In a perfect world, that would be fine. In a world where people still harass, manipulate, bully, demean and molest? Nope. Utopia does not exist. Sad to say it, folks but true.

So when people threw up their hands in the past and said ‘what can you do?’ when stories would come up about girls harassed at conventions, about women who had to walk the ‘casting couch’ to get work as a game designer, or who put up with sexual harassment at work just for the sake of working on a  project, or were gas-lighted by menfolk they worked with when they spoke up, it wasn’t a case of ‘what can you do’? It’s a case of what aren’t you doing.

The last few years have given me hope. The internet has exploded with posts by brave wonderful people, both men and women, who are standing up and shouting that ‘we can do something’. That the geek fallacies are FALSE and that people who break the rules about treatment of the opposite gender, who sexually harass and use the geek community to do it will be called out and will be prosecuted. I use that term: prosecuted, not persecuted. This isn’t about persecuting and making witch hunts but prosecuting actual criminal behavior, or enforcing guidelines against socially unacceptable behavior in public and communal atmospheres. And it does not just have to do with women, as has often been pointed out to me: there is plenty of bad behavior from women, enacted upon men in the community, that goes unspoken about and ignored. But there are people speaking out.

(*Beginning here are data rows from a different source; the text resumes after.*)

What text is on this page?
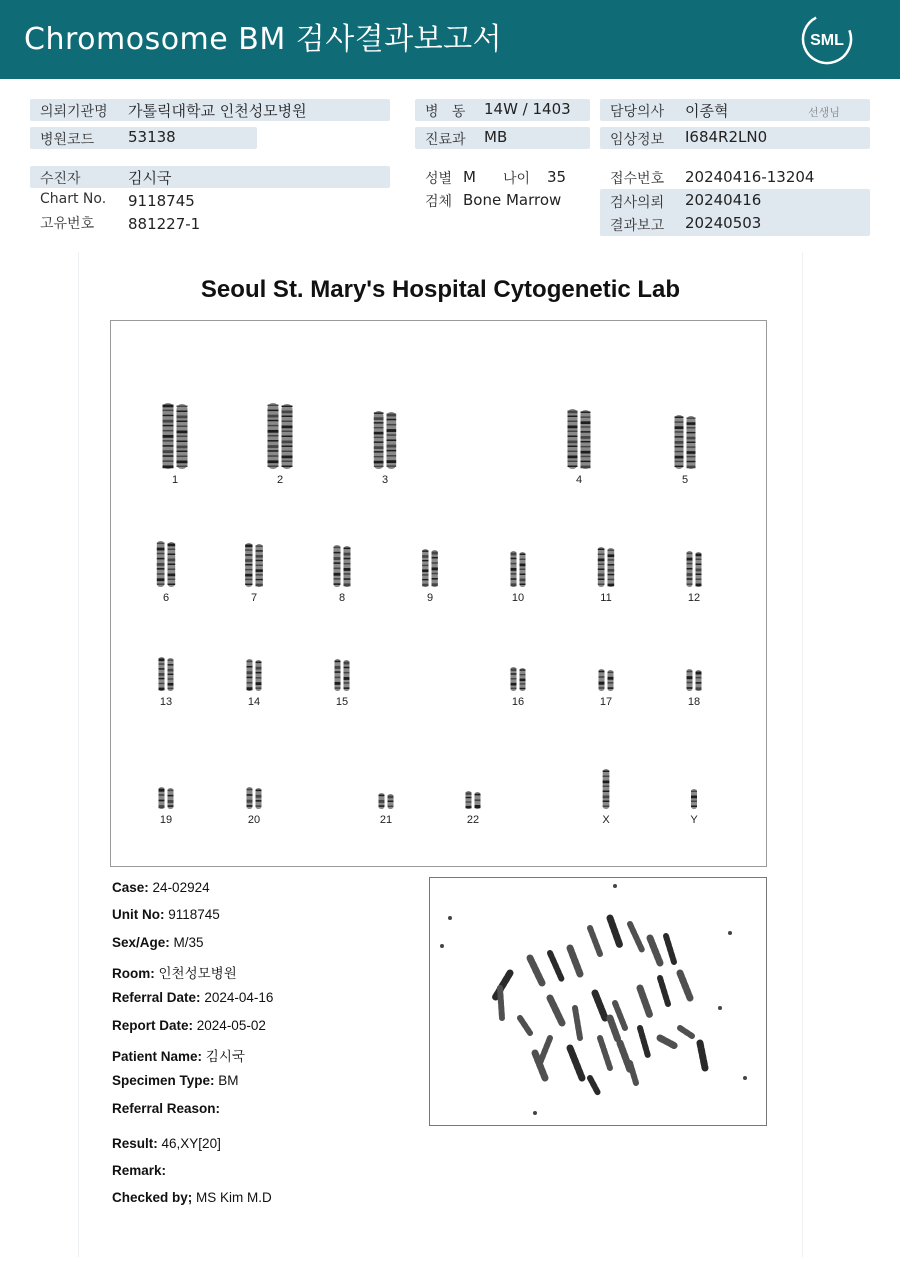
Chromosome BM 검사결과보고서	SML
의뢰기관명 가톨릭대학교 인천성모병원
병원코드 53138
수진자	김시국
Chart No. 9118745
고유번호 881227-1
병   동 14W / 1403
진료과 MB
성별 M 나이 35
검체 Bone Marrow
담당의사 이종혁	선생님
임상정보 I684R2LN0
접수번호 20240416-13204
검사의뢰 20240416
결과보고 20240503
Seoul St. Mary's Hospital Cytogenetic Lab
1	2	3	4	5
6	7	8	9	10	11	12
13	14	15	16	17	18
19	20	21	22	X	Y
Case: 24-02924
Unit No: 9118745
Sex/Age: M/35
Room: 인천성모병원
Referral Date: 2024-04-16
Report Date: 2024-05-02
Patient Name: 김시국
Specimen Type: BM
Referral Reason:
Result: 46,XY[20]
Remark:
Checked by; MS Kim M.D
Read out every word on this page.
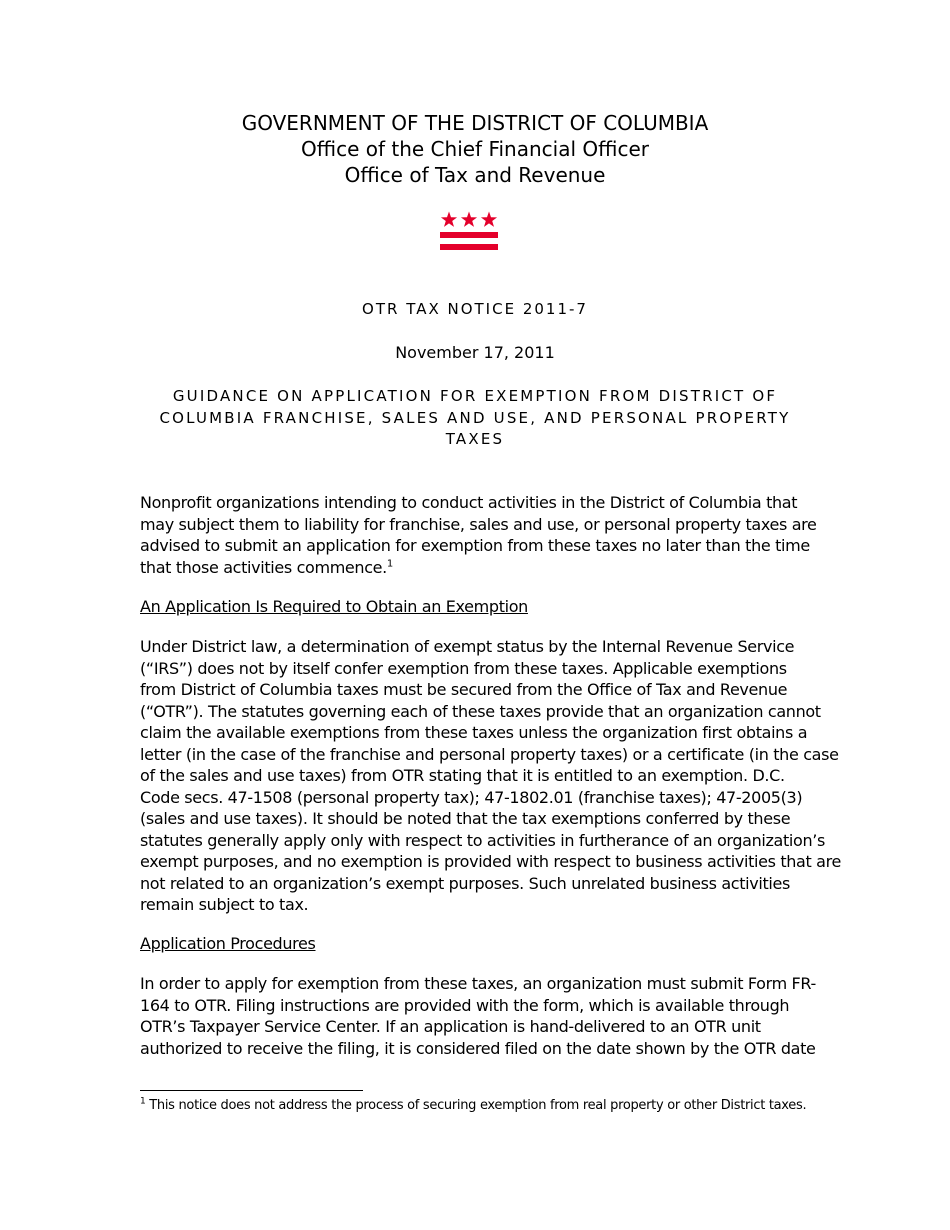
GOVERNMENT OF THE DISTRICT OF COLUMBIA
Office of the Chief Financial Officer
Office of Tax and Revenue
OTR TAX NOTICE 2011-7
November 17, 2011
GUIDANCE ON APPLICATION FOR EXEMPTION FROM DISTRICT OF
COLUMBIA FRANCHISE, SALES AND USE, AND PERSONAL PROPERTY
TAXES
Nonprofit organizations intending to conduct activities in the District of Columbia that
may subject them to liability for franchise, sales and use, or personal property taxes are
advised to submit an application for exemption from these taxes no later than the time
that those activities commence.$^1$
An Application Is Required to Obtain an Exemption
Under District law, a determination of exempt status by the Internal Revenue Service
(“IRS”) does not by itself confer exemption from these taxes. Applicable exemptions
from District of Columbia taxes must be secured from the Office of Tax and Revenue
(“OTR”). The statutes governing each of these taxes provide that an organization cannot
claim the available exemptions from these taxes unless the organization first obtains a
letter (in the case of the franchise and personal property taxes) or a certificate (in the case
of the sales and use taxes) from OTR stating that it is entitled to an exemption. D.C.
Code secs. 47-1508 (personal property tax); 47-1802.01 (franchise taxes); 47-2005(3)
(sales and use taxes). It should be noted that the tax exemptions conferred by these
statutes generally apply only with respect to activities in furtherance of an organization’s
exempt purposes, and no exemption is provided with respect to business activities that are
not related to an organization’s exempt purposes. Such unrelated business activities
remain subject to tax.
Application Procedures
In order to apply for exemption from these taxes, an organization must submit Form FR-
164 to OTR. Filing instructions are provided with the form, which is available through
OTR’s Taxpayer Service Center. If an application is hand-delivered to an OTR unit
authorized to receive the filing, it is considered filed on the date shown by the OTR date
$^1$ This notice does not address the process of securing exemption from real property or other District taxes.
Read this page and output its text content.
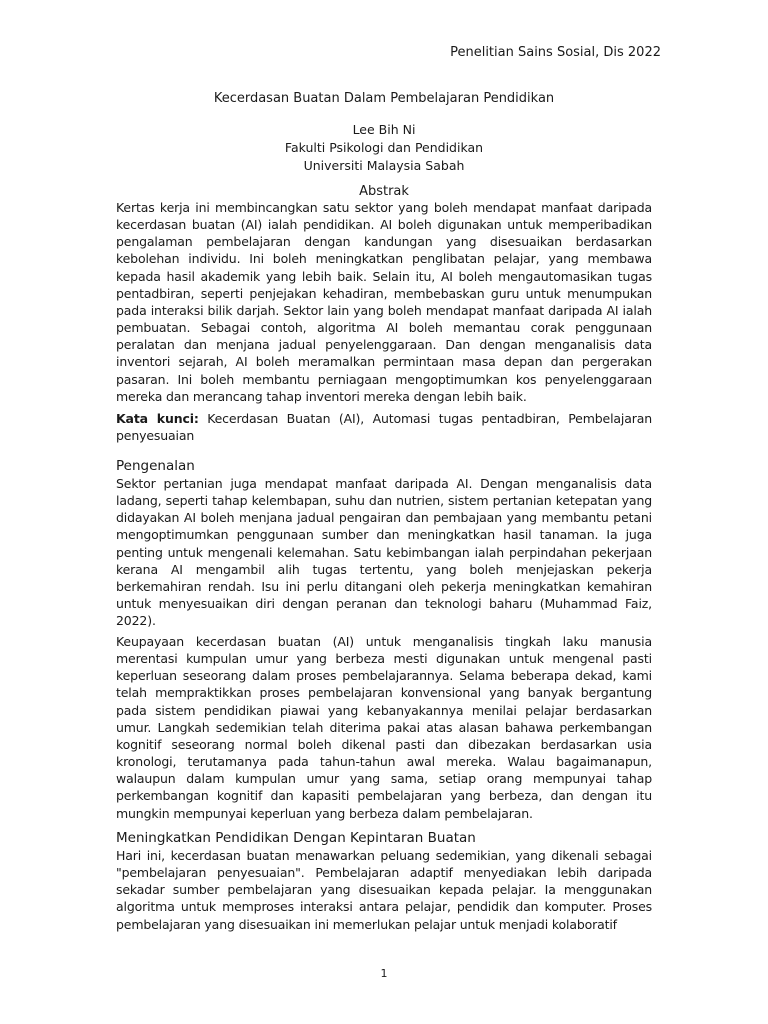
Penelitian Sains Sosial, Dis 2022
Kecerdasan Buatan Dalam Pembelajaran Pendidikan
Lee Bih Ni
Fakulti Psikologi dan Pendidikan
Universiti Malaysia Sabah
Abstrak

Kertas kerja ini membincangkan satu sektor yang boleh mendapat manfaat daripada kecerdasan buatan (AI) ialah pendidikan. AI boleh digunakan untuk memperibadikan pengalaman pembelajaran dengan kandungan yang disesuaikan berdasarkan kebolehan individu. Ini boleh meningkatkan penglibatan pelajar, yang membawa kepada hasil akademik yang lebih baik. Selain itu, AI boleh mengautomasikan tugas pentadbiran, seperti penjejakan kehadiran, membebaskan guru untuk menumpukan pada interaksi bilik darjah. Sektor lain yang boleh mendapat manfaat daripada AI ialah pembuatan. Sebagai contoh, algoritma AI boleh memantau corak penggunaan peralatan dan menjana jadual penyelenggaraan. Dan dengan menganalisis data inventori sejarah, AI boleh meramalkan permintaan masa depan dan pergerakan pasaran. Ini boleh membantu perniagaan mengoptimumkan kos penyelenggaraan mereka dan merancang tahap inventori mereka dengan lebih baik.

Kata kunci: Kecerdasan Buatan (AI), Automasi tugas pentadbiran, Pembelajaran penyesuaian

Pengenalan

Sektor pertanian juga mendapat manfaat daripada AI. Dengan menganalisis data ladang, seperti tahap kelembapan, suhu dan nutrien, sistem pertanian ketepatan yang didayakan AI boleh menjana jadual pengairan dan pembajaan yang membantu petani mengoptimumkan penggunaan sumber dan meningkatkan hasil tanaman. Ia juga penting untuk mengenali kelemahan. Satu kebimbangan ialah perpindahan pekerjaan kerana AI mengambil alih tugas tertentu, yang boleh menjejaskan pekerja berkemahiran rendah. Isu ini perlu ditangani oleh pekerja meningkatkan kemahiran untuk menyesuaikan diri dengan peranan dan teknologi baharu (Muhammad Faiz, 2022).

Keupayaan kecerdasan buatan (AI) untuk menganalisis tingkah laku manusia merentasi kumpulan umur yang berbeza mesti digunakan untuk mengenal pasti keperluan seseorang dalam proses pembelajarannya. Selama beberapa dekad, kami telah mempraktikkan proses pembelajaran konvensional yang banyak bergantung pada sistem pendidikan piawai yang kebanyakannya menilai pelajar berdasarkan umur. Langkah sedemikian telah diterima pakai atas alasan bahawa perkembangan kognitif seseorang normal boleh dikenal pasti dan dibezakan berdasarkan usia kronologi, terutamanya pada tahun-tahun awal mereka. Walau bagaimanapun, walaupun dalam kumpulan umur yang sama, setiap orang mempunyai tahap perkembangan kognitif dan kapasiti pembelajaran yang berbeza, dan dengan itu mungkin mempunyai keperluan yang berbeza dalam pembelajaran.

Meningkatkan Pendidikan Dengan Kepintaran Buatan

Hari ini, kecerdasan buatan menawarkan peluang sedemikian, yang dikenali sebagai "pembelajaran penyesuaian". Pembelajaran adaptif menyediakan lebih daripada sekadar sumber pembelajaran yang disesuaikan kepada pelajar. Ia menggunakan algoritma untuk memproses interaksi antara pelajar, pendidik dan komputer. Proses pembelajaran yang disesuaikan ini memerlukan pelajar untuk menjadi kolaboratif

1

There are also people standing up. When they see bad behavior being done, they are working to correct where they can. If a company chooses not to employ women and the issue comes up, as it has, about the lack of women in the gaming industry (such as during the conversation of #1reasonwhy), companies who stand for equality have stood to offer more work for women. They make known their beliefs through their actions to correct the situation by bringing what equilibrium they can, and to them I always say thank you. And there are those who stand up to act to create new spaces, such as the Different Games conference that is being organized, to give people who have been marginalized a place to represent. There are those who act in small ways, by offering support and care to those who have been on the receiving end of bad treatment. These are the folks you probably never see. They deserve credit. They stand up.

John’s post this week was full of outrage, and mine would be too – if I wasn’t so intimately familiar with the problem. I’m a woman, I’m a geek, I’ve been at this for years. So long I think that sometimes I run out of rage and instead fall into cynicism. But I’ve had opportunities instead lately to take that cynicism and turn it into action and turn it into a voice for support. And I’m going to keep doing that because that’s the way we combat fallacy, and combat those who believe they can hide their horrid and even criminal behavior behind a community I love.

To them I say, sorry, buddy or lady. It’s no longer ‘what can you do?’ or ‘well, y’know, it’s just that…’ It’s now ‘this is our community too, and you’ve got no place to hide from eyes that are attached to people empowered to act, and speak, and enact change. Your sandbox was never just yours. It’s all of ours. And we don’t want it to be a place of harassment and inequality and shame.

And hate to say it, but the new way’s here to stay.